It’s not often I get to hit the shops without an entourage.
Oh my Beloved avoids the shopping centres like the dog avoids a bath- so it’s a rare event to have him along on the excursion- it’s usually just me and the kids.
So when I do get to escape, even for a quick trip to the supermarket for some essentials, it’s a blessing. And usually quite enlightening.
I’m an observer of people, you see, and there is plenty of fodder at the food stores!
Take the other day, for example.
I was standing in line at the checkout with my ‘handful of groceries’ (an old joke of my mother’s, because in fact anything more than one item is actually over the aforementioned handful) when I can’t help but overhear what’s happening with the people in front of me. So did the rest of the queue. Sadly for us, we couldn’t quite see what was going on, but anyone with a long-haired child could guess...
It’s obviously a mother and daughter tag team, and it’s also obvious that the mother has just about had enough ‘quality time’ with the daughter for one outing.
The one-sided conversation goes something like this, the following all coming from the mum (and I bet you’ve experienced a similar scenario). I have to say, the mother in question did a stand-up job of positive parenting- up to a point:
“Oh Darling, don’t do that with your hair, please.”
“No, please Darling, don’t do that with your hair.”
“Honey, I said don’t do that.”
“I mean it, please don’t do that, it’s annoying.”
“Leave your hair alone Darling.”
“I said, leave your hair alone!”
“Leave it alone now or I’m going to get cranky.”

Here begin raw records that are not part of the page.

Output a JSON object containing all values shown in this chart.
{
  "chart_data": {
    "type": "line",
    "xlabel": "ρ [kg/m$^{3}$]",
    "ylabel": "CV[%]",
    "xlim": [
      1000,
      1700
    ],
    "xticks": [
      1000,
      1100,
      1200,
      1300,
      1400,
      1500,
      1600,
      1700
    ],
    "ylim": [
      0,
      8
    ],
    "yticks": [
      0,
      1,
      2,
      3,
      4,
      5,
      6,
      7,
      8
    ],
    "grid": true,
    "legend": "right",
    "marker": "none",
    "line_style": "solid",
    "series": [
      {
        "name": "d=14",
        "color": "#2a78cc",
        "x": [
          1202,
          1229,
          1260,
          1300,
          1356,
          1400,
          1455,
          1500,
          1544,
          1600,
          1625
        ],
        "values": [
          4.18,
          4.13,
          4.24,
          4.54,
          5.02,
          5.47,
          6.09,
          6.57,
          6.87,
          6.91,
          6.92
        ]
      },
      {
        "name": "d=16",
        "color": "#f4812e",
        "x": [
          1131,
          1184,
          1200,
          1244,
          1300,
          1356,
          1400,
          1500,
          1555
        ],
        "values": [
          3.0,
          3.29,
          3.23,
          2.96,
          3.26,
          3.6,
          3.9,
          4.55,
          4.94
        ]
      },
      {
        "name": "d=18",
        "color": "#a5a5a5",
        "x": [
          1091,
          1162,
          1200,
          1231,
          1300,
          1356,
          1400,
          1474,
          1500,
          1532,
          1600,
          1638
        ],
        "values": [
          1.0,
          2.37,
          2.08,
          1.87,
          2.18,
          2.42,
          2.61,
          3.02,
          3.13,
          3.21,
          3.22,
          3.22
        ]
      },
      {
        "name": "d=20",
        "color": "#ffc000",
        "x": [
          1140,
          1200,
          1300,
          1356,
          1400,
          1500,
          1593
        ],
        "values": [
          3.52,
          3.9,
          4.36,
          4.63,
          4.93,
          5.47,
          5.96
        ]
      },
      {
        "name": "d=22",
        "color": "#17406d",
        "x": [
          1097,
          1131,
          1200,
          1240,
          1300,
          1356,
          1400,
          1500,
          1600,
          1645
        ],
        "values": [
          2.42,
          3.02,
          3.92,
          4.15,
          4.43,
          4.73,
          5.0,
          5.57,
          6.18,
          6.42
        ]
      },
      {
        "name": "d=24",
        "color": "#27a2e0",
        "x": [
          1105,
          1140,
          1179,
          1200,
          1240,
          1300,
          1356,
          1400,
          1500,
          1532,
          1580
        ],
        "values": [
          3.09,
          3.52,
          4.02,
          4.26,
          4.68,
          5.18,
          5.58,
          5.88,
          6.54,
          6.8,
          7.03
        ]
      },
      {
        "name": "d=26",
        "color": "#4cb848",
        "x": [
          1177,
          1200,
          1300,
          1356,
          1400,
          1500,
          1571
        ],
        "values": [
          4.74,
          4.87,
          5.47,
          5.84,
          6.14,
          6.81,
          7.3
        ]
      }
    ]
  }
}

“Alright, I’m really getting cranky now- stop doing that to your hair!’
“I mean it, don’t do that to your hair!’
“Alright, that’s it! As soon as we get home, I’m cutting all your hair off !!”
Now, for the rest of us in line, it was all too familiar despite it being a tad dramatic, and especially for those of us who had managed to make it to the shops without our own little darlings in hand, it was more than a little amusing and a whole lot refreshing to not be the one delivering the diatribe in front of a captive audience for a change.
So who knows whether the “darling” in question did indeed get the impromptu haircut as threatened. What I do know is that I came home with my handful of groceries, gathered up my two kids in a bear hug and ruffled the living daylights out of their mop tops.
And revelled in the fact that I got to go out without them.